Released from prison, finding himself shadowed, Fink had seen both reason for fear and a means to safety in that shadow. He had back-doored Mickey that night, slipping out to get the material for his bomb, and then in again, working all night on the bomb. The news he had brought me was supposed to account for his presence in Quesada. The bomb wasn't large--its outer cover was an aluminum soap container wrapped in white paper--and neither he nor Fitzstephan had had any difficulty in concealing it from me when it passed between them during their handshaking. Fitzstephan had thought it something Aaronia was sending him, something important enough to justify the risk in sending it. He couldn't have refused to take it without attracting my attention, without giving away the connection between him and Fink. He had concealed it until we had left the room, and then had opened it--to wake up in the hospital. Tom Fink had thought himself safe, with Mickey to testify that he had shadowed him from the time he had left the prison, and me to account for his behavior on the scene of the bombing.

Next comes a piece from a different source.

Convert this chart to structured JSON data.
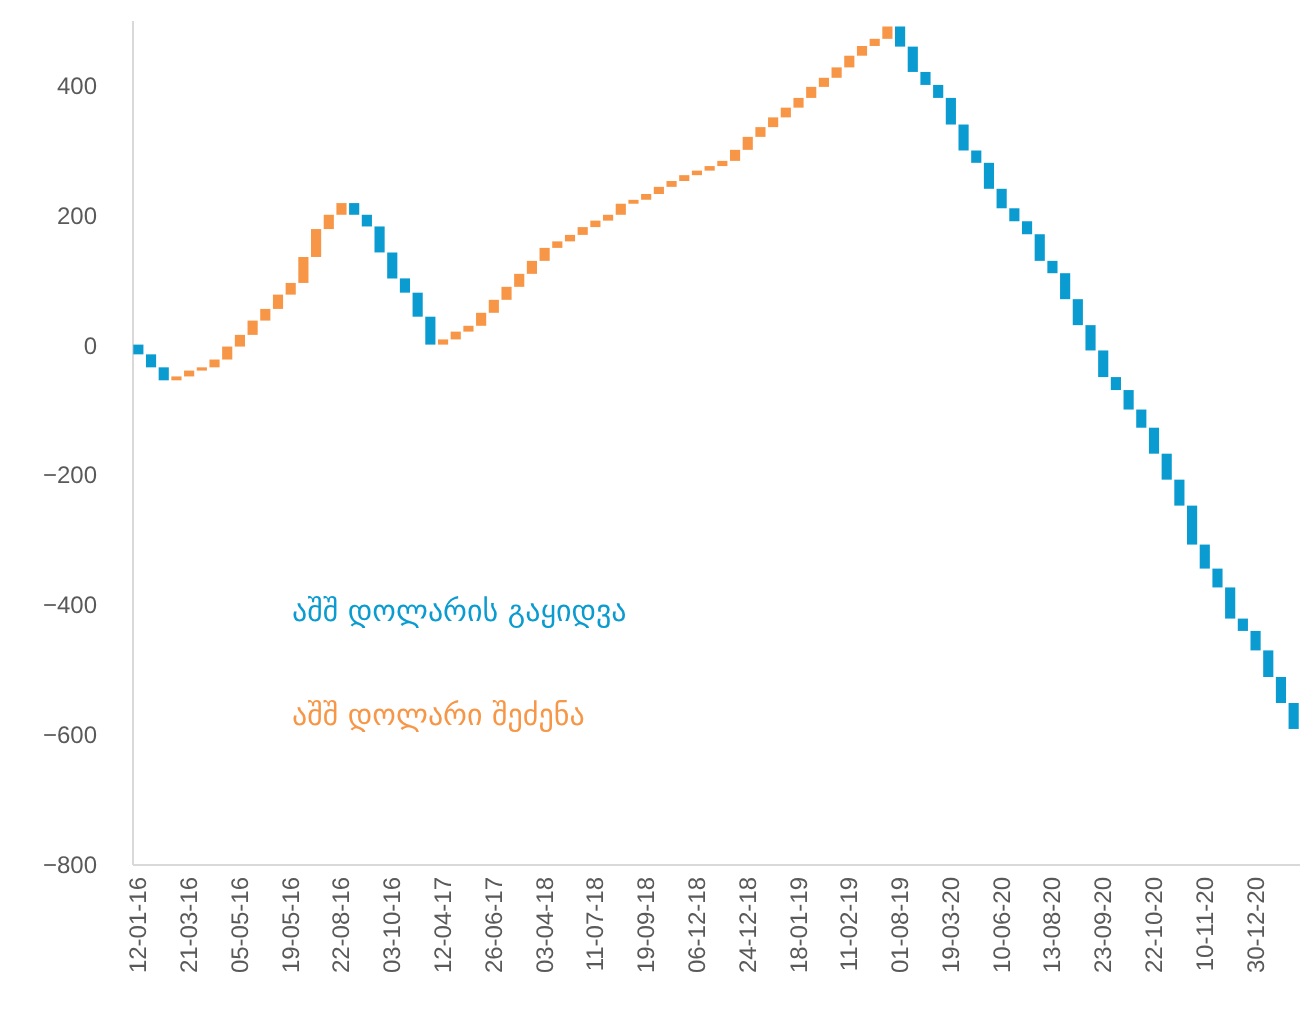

Fitzstephan said that he did not think Alice Leggett's account of the killing of her sister Lily was the truth, that he thought she--Alice--had done the killing herself and had lied to hurt Gabrielle. Everybody took it for granted that he was right--everybody, including Gabrielle--though he didn't have any evidence to support what was after all only his guess. I was tempted to have the agency's Paris correspondent see what he could dig up on that early affair, but decided not to. It was nobody's business except Gabnielle's, and she seemed happy enough with what had already been dug up.

She was in the Collinsons' hands now. They had come to Quesada for her as soon as the newspapers put out their first extra accusing Fitzstephan of Eric's murder. The Collinsons hadn't had to be crude about it--to admit that they'd ever suspected her of anything: when Andrews had surrendered his letters testamentary, and another administrator--Walter Fielding--had been appointed, the Collinsons had simply seemed to pick her up, as was their right as her closest relations, where Andrews had put her down.

Two months in the mountains topped off her cure, and she came back to the city looking like nothing that she had been. The difference was not only in appearance.

"I can't really make myself believe that all that actually happened to me," she told me one noon when she, Laurence Collinson, and I were lunching together between morning and afternoon court-sessions. "Is it, do you think, because there was so much of it that I became callous?"

"No. Remember you were going around coked up most of the time. That saved you from the sharp edge. Lucky for you you were. Stay away from the morphine now and it'll always be a hazy sort of dream. Any time you want to bring it back clear and vivid, take a jolt."

"I won't, I won't, ever," she said; "not even to give you the--the fun of bullying me through a cure again. He enjoyed himself awfully," she told Laurence Collinson. "He used to curse me, ridicule me, threaten me with the most terrible things, and then, at the last, I think he tried to seduce me. And if I'm uncouth at times, Laurence, you'll have to blame him: he positively hadn't a refining influence."

She seemed to have come back far enough.

Laurence Collinson laughed with us, but not from any farther down than his chin. I had an idea he thought I hadn't a refining influence.